The boy laughed. “Ate them, I guess.”

The music, which had been really loud, stopped. “It’s almost midnight!” somebody shouted.

They both looked around. Mags’s friend Alicia, from homeroom, was standing on the couch. It was Alicia’s party—the first New Year’s Eve party that Mags, at fifteen, had ever been invited to.

“Nine!” Alicia yelled.

“Eight!” There were a few dozen people in the basement, and they were all shouting now.

“Seven!”

“I’m Noel,” the boy said, holding out his hand.

Mags brushed all the pesto and traces of nuts off her hand and shook his. “Mags.”

“Four!”

“Three!”

“It’s nice to meet you, Mags.”

“You, too, Noel. Congratulations on evading the tree nuts for another year.”

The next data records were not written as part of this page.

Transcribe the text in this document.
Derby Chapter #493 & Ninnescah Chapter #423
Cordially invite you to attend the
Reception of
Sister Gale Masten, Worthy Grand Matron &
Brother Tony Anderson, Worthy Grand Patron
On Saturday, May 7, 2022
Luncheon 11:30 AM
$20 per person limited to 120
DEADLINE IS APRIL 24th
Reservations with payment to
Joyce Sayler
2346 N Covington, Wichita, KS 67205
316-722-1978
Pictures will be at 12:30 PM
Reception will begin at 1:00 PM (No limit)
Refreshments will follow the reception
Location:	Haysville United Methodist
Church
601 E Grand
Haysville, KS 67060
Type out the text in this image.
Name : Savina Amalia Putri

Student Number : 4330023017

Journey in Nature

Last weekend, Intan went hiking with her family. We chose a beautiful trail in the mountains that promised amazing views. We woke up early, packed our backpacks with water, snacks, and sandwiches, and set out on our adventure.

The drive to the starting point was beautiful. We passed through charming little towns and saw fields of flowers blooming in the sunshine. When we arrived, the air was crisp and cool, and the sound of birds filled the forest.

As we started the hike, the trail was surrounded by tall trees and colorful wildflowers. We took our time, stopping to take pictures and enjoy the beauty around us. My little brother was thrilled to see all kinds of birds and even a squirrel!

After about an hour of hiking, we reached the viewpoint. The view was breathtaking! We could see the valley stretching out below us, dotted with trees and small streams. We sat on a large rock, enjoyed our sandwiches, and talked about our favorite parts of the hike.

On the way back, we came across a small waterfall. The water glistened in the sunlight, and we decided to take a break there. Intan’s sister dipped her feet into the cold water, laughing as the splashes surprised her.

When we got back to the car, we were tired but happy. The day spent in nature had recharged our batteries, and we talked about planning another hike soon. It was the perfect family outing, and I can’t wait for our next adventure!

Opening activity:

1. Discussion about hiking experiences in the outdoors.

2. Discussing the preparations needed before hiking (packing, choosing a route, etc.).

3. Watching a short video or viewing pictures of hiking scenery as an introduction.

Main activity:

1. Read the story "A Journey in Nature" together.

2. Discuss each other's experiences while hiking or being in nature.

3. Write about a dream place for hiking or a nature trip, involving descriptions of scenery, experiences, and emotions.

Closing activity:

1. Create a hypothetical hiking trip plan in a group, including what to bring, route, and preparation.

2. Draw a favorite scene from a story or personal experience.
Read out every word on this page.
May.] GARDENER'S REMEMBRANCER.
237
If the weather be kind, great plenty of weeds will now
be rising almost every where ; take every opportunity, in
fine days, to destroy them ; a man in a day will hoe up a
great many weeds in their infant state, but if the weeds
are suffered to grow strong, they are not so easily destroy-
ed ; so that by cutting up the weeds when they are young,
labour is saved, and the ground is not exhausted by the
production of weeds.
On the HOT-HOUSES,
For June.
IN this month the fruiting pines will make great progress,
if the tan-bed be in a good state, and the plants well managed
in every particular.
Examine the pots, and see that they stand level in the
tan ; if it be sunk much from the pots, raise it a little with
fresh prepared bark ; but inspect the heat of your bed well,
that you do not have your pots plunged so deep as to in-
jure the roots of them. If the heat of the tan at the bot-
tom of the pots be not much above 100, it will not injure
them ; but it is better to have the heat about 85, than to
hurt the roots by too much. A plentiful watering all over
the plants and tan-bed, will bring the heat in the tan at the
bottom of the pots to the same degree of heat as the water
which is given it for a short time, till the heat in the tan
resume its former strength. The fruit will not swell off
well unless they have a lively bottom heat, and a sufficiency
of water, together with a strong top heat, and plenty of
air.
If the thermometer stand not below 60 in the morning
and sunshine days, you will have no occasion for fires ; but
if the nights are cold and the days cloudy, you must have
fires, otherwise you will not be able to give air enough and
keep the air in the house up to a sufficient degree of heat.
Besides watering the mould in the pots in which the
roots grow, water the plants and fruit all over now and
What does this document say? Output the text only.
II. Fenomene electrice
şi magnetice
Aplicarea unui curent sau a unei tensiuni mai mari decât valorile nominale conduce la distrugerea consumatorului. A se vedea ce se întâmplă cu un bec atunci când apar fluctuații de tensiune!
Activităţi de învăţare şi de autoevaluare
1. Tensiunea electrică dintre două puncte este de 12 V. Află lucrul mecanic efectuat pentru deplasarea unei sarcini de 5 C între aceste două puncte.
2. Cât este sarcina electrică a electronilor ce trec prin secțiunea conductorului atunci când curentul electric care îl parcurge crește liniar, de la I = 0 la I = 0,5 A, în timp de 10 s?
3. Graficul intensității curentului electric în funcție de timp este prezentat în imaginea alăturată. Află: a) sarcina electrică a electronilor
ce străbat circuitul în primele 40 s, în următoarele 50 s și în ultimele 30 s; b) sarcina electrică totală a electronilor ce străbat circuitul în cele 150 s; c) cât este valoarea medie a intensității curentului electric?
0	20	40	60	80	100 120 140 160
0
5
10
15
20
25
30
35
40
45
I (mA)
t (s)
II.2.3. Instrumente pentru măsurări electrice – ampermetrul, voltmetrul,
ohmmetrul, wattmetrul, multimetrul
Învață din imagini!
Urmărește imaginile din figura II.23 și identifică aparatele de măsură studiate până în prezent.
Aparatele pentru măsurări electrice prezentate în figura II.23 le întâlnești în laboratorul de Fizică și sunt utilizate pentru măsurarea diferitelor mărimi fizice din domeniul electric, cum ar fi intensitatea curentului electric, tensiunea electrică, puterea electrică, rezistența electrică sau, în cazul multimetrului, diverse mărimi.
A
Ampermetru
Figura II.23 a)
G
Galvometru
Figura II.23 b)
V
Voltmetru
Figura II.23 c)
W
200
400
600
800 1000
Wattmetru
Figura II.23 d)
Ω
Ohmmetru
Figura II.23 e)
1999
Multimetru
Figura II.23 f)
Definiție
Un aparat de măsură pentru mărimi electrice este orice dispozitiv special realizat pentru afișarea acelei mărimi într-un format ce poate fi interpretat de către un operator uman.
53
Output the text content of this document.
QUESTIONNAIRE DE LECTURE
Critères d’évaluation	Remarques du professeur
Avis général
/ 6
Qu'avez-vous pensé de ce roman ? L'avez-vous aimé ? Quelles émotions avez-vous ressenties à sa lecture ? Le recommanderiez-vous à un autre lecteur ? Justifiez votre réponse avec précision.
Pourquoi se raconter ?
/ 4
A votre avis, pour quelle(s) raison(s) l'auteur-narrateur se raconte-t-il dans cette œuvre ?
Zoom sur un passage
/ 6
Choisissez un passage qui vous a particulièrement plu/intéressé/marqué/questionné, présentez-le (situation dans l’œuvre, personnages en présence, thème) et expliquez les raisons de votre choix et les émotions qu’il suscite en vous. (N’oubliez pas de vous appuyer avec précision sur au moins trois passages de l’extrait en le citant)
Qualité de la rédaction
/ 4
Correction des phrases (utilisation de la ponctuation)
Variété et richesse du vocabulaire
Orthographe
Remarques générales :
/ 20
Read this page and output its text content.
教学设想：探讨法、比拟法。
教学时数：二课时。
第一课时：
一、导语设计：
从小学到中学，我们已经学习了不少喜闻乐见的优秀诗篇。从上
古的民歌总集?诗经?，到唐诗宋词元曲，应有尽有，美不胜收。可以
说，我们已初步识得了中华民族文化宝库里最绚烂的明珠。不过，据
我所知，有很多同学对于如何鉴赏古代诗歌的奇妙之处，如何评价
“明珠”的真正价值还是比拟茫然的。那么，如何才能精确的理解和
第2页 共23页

“They almost had me with that pesto dip.”

“Yeah.” She nodded. “It was a close call.”


Dec. 31, 2012, almost midnight

Noel fell against the wall and slid down next to Mags, then bumped his shoulder against hers. He blew a paper party horn in her direction. “Hey.”

“Hey.” She smiled at him. He was wearing a plaid jacket, and his white shirt was open at the collar. Noel was pale and flushed easily. Right now he was pink from the top of his forehead to the second button of his shirt. “You’re a dancing machine,” she said.

“I like to dance, Mags.”

“I know you do.”

“And I only get so many opportunities.”

She raised an eyebrow.

“I like to dance in public,” Noel said. “With other people. It’s a communal experience.”

“I kept your tie safe,” she said, and held out a red silk necktie. He’d been dancing on the coffee table when he threw it at her.